Just to be clear, for patents that wouldn't be implemented by a baseband chip (such as the smiley input patent), the Qualcomm contract is a non-issue.
Patent infringement claims discussed today
Today's doubleheader hearing covered one Samsung lawsuit over a declared-essential 3G patent and one Apple lawsuit over a slide-to-unlock patent.
The Mannheim court will hand the decisions on February 17 (Apple's lawsuit) and March 2, 2012 (Samsung's lawsuit).
Both plaintiffs have some explaining to do if they want to prevail. The court is unconvinced of the breadth of the parties' understanding of the scope of their patents.
The problem with Samsung's EP1188269 on an "apparatus for encoding a transport format combination indicator for a communication system" is that it covers the "generation" of a code, or actually it appears to be more like a matrix of codes, but if Apple uses those numbers by reading them from a prepared table, that doesn't necessarily fall within the scope of the word "to generate". Samsung says it does, Apple denies it, and on this one the court appears to be on Apple's side. In my view, it would be bad precedent if the court allowed the monopolization of tables of numbers.
The U.S. equivalent of that patent, U.S. Patent No. 7,706,348, was asserted by Samsung in an ITC complaint against Apple (the investigation is ongoing) and in a companion (mirror) lawsuit in Delaware. It will be interesting to see how the term "to generate" will be construed on both sides of the Atlantic.
But Apple's slide-to-unlock patent -- EP1964022 on "unlocking a device by performing gestures on an unlock image" -- may also be less broad than Apple argues, and as a result, Samsung might steer clear of infringement. It appears that Samsung's engineers and user interface designers got help from their lawyers, or from patent engineers, to figure out ways to implement the slide-to-unlock feature with a sliding image in ways that may be just outside the scope of the claims of that patent.
The issue here is that the patent covers the concept of moving (by way of a sliding movement) an imagine along a pre-defined, displayed path. Judge Voß said that the common understanding of a path is not just a starting point and an end point, but really a depiction of the way from A to B.
While I agree with the judge that a trail map would show more than just a starting point and a destination (he used a mountain summit as an example), the size of a touchscreen is such that a start point and an end path really are all that even the most obtuse user would need to know to figure out a way from A to B.

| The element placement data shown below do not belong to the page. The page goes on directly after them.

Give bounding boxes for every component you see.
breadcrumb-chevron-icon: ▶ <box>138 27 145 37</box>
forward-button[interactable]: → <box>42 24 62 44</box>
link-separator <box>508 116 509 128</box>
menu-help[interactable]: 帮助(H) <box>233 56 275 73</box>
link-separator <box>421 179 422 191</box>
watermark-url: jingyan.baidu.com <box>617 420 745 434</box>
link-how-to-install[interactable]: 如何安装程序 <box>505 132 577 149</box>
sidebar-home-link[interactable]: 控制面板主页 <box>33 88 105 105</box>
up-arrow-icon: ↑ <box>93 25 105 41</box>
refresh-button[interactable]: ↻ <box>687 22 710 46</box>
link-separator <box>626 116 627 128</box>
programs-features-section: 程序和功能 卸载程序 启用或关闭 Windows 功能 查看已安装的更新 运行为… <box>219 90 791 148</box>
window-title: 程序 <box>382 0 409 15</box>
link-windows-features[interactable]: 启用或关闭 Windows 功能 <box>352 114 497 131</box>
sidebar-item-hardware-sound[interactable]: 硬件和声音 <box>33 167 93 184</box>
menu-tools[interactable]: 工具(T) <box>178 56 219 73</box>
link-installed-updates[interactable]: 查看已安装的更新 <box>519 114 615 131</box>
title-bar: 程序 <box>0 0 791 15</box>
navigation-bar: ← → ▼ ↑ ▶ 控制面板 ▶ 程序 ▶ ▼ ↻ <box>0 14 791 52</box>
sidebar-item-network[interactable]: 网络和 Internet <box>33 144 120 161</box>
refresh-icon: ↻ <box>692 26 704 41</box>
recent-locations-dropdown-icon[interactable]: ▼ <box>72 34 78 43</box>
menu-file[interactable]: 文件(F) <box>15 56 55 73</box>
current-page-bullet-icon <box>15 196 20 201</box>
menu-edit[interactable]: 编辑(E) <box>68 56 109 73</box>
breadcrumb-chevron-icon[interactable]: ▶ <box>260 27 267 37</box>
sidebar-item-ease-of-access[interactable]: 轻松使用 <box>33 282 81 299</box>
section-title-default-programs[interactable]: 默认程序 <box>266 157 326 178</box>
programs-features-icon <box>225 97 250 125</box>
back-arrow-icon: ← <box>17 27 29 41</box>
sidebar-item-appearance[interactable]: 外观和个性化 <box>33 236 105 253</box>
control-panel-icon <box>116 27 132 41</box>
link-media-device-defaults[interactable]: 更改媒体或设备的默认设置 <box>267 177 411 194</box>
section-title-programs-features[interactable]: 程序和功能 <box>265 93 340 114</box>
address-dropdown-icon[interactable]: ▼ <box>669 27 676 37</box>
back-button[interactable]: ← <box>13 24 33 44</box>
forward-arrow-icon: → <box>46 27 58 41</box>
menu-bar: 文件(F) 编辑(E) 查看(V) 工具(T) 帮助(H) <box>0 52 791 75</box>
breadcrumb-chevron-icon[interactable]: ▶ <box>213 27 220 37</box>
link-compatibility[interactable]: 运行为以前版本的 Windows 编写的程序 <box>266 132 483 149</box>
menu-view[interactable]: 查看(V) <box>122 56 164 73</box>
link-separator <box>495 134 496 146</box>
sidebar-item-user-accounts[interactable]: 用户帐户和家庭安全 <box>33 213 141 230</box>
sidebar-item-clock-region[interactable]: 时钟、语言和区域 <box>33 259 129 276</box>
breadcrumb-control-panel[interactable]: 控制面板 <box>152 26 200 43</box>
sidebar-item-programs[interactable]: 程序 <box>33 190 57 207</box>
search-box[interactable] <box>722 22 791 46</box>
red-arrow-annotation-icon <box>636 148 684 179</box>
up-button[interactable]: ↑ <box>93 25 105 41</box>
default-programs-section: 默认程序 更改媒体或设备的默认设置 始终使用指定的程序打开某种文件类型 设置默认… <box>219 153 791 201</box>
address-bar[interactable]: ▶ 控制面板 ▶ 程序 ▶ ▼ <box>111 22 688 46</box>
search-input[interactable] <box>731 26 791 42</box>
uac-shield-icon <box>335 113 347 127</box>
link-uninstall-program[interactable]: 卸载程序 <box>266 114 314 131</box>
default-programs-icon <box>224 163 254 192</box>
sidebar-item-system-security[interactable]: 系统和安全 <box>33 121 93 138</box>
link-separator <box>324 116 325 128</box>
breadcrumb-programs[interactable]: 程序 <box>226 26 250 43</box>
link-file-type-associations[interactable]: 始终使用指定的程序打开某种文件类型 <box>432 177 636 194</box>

We'll see what comes out of this. Apple lost a bid for a preliminary injunction in the Netherlands with respect to this European patent, which a Dutch judge deemed to be likely invalid. Samsung presented the same prior art in Mannheim, but German courts interrupt infringement proceedings only if there's a high probability of a patent being invalidated, and this means that only prior art that actually anticipated an invention ahead of its priority date is relevant. German courts don't want to address obviousness issues (in this case, the question would be whether the slide-to-unlock patent is obvious over the combination of two prior art contentions) during an infringement proceeding. That's favorable to patent holders, but it won't help Apple unless it can prove an actual infringement. The outcome could be that one or two slide-to-unlock implementations found in certain Samsung products will be deemed infringing while others won't. In that case, Samsung could easily modify its operating software accordingly (while the process would likely continue with an appeal by Apple).
Apple is also using the slide-to-unlock patent in U.S. lawsuits.